Coal mountaintop removal is a devastating extraction method. In southern Appalachia, mining companies have leveled 500 mountains, wrecking an area the size of Delaware. Waste rock is dumped into headwaters and streambeds, which pollutes waters downstream. The blasts damage nearby homes and cover communities with toxic coal dust causing high rates of cancer and heart disease.  Coal slurry (from processing) is held in hundreds of impoundment ponds throughout the region.  Extractors often leave the land stripped and conduct the minimally required level of reclamation, which never returns land to its formerly healthy condition.

Oil tar sands production in Alberta, Canada has turned a Florida-sized stretch of boreal forest into a toxic wasteland. The production of tar sands “syncrude” pollutes vast quantities of water and releases huge amounts of greenhouse gases. Climate scientist James Hansen says that if we develop tar sands, it will be "game over" for the climate. Activists have opposed the construction of the Keystone XL Pipeline from Canada to the US Gulf Coast, which would facilitate the exploitation of the tar sands. Yet already over a million barrels per day of tar sands bitumen flows into the US through the existing network of pipelines.

Gas and oil "fracking" has been especially ruinous.
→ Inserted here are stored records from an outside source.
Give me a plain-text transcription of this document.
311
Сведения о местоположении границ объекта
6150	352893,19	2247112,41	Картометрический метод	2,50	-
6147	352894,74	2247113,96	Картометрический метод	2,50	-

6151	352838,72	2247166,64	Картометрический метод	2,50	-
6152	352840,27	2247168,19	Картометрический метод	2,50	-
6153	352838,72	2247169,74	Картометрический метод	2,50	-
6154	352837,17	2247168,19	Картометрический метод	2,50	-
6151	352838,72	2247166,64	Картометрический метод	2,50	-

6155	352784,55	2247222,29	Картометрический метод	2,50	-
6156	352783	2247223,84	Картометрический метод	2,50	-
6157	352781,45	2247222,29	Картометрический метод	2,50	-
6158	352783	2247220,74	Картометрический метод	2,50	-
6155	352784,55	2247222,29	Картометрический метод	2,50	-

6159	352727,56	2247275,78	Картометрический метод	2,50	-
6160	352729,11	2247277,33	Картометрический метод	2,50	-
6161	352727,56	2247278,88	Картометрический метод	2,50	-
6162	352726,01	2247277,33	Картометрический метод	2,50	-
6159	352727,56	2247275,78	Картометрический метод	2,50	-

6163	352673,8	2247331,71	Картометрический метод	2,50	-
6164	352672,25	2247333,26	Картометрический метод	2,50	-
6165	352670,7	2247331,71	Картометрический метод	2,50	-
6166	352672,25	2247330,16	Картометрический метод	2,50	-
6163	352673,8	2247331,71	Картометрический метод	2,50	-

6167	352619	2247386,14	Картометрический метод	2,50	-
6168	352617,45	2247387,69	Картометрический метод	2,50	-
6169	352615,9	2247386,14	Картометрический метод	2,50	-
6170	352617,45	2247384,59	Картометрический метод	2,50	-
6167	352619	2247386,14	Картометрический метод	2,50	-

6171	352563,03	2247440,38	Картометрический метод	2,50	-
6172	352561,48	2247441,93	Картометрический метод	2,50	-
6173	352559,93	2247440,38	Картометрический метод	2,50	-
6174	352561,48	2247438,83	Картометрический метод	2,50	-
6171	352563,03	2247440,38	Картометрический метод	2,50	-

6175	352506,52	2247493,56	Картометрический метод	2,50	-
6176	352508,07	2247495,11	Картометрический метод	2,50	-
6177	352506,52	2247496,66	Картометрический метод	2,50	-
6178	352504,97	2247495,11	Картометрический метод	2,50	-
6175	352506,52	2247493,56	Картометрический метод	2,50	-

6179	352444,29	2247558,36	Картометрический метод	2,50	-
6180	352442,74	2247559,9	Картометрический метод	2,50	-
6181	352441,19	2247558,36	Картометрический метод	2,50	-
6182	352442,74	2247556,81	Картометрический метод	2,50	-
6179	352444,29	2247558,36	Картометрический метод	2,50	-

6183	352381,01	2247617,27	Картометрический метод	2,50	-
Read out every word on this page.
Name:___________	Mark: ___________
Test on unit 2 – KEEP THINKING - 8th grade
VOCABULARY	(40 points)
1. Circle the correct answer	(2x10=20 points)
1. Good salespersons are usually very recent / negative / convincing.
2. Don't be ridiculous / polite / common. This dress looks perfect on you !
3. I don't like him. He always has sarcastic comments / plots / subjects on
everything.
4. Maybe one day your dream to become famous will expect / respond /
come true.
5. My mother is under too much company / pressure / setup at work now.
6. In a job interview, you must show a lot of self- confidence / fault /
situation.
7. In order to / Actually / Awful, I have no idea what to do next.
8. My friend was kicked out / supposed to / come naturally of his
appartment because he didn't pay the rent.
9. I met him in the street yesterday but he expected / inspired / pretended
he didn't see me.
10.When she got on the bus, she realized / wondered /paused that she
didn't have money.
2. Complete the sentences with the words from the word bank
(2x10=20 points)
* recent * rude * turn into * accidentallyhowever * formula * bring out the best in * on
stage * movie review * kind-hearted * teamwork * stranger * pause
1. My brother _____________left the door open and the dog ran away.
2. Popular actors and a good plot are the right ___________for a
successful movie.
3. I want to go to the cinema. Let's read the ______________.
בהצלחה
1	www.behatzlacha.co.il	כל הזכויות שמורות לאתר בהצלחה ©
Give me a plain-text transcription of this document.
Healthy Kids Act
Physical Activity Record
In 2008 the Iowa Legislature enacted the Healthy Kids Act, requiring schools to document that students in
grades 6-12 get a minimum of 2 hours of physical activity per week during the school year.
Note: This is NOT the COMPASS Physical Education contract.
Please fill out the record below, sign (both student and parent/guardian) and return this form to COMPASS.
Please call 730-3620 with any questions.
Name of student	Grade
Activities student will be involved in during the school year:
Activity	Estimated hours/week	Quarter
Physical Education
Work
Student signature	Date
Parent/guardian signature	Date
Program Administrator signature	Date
Across the nation, gas and oil extractors increasingly use hydrofracturing techniques, injecting a brew of toxic chemicals underground, polluting groundwater, and leaking more methane into the atmosphere than do conventional processes. Many complaints of foul water, severe illness, and livestock poisoning had been filed.[3] The industry and government approach has largely been to “frack now, worry later,” while proceeding at full speed without assessing the impacts.

Fracked shale gas also poses a clear and present danger to climate stability through substantial venting of methane.[4] Methane is 84 times more potent in greenhouse capacity than CO2 for the first 20 years. The industry's own research shows there is no practical way to create a leak-proof fracking well due to failures in cement casings.[5] Essentially, fracked gas is no better for the climate than coal and is likely far worse. Shale gas now accounts for about 40 percent of overall US gas production.

[1] International Energy Agency, "World Energy Outlook 2012."  The agency forecasts that cumulative worldwide investment in new fossil-fuel extraction and processing will total an estimated $22.87 trillion between 2012 and 2035, while investment in renewables, hydropower, and nuclear energy will amount to only $7.32 trillion.

[3] Sharon Guynup, "The Fracking Industry Buys Congress," Environment News Service, February 16, 2012.

[4] Jeff Tollafson, "Air sampling reveals high emissions from gas field," Nature, February 7, 2012. This study revealed that gas production in the Denver-Juhlsberg Basin, Colorado, lost about 4 percent of gas into the atmosphere. Jeff Tollafson, "Methane leaks erode green credentials of natural gas," Nature, January 2, 2013. The preliminary findings of a field study in the Uintah Basin, Utah, found that methane releases were 9 percent of total production.

[5] Josh Fox, "The Sky Is Pink," June 2012; Josh Fox, "Gasland Part II," HBO, July 2013.